The worst part is feeling ignored and our symptoms not acknowledged. When I took a two month break from anastrozole, I mentioned to my VA onc (he was a resident from the neighboring U of Maryland) that it was nice for my hair to start thickening again. He said, "Anastrozole is not chemo." When he saw the look on my face, he backtracked and said, "I guess you're right." This was the same person who kept telling me I knew more about my cancer than he did. That seems to be the sad case when it comes to lobular, in particular. I am so looking forward to the ILC symposium at the U of Pittsburgh the end of this month!

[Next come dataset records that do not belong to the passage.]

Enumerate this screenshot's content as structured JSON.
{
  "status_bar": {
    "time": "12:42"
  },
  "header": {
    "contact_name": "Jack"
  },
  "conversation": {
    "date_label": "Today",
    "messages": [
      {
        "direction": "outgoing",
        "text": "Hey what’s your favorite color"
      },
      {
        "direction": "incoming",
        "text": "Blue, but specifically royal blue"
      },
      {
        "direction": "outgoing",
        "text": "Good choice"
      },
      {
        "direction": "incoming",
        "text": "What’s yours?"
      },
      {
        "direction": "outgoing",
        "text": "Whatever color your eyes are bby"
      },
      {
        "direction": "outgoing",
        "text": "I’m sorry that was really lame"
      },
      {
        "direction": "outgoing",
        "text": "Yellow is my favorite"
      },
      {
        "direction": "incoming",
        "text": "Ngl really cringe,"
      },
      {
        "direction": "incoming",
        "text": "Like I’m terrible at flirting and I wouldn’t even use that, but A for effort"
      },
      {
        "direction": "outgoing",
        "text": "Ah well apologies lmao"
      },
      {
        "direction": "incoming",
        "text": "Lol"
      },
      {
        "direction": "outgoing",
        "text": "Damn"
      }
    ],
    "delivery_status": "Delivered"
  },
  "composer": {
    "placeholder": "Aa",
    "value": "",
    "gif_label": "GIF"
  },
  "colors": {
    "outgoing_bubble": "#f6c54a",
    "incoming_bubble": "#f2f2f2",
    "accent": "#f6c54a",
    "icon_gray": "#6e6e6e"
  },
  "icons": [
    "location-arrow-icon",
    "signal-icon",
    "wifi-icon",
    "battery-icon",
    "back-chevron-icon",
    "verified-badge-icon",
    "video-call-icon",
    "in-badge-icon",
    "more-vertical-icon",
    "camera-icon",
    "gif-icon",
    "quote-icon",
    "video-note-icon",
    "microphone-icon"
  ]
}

On a positive note, the VA in Baltimore is assigning someone the position of Cancer Survivor Caregiver. The saddest and, obviously, most frustrating part of our treatment is the gap between our oncs and PCPs. The oncs treat the cancer and then walk out the door, leaving our poor PCPs (and us!) to try and figure out how to treat the symptoms from the cancer treatments. What we need are medical professionals who specialize in treating those new symptoms just as physical therapists take charge of the aftercare of surgical patients. First, they have to quit denying the side effects exist or say we should be grateful we have them instead of the alternative.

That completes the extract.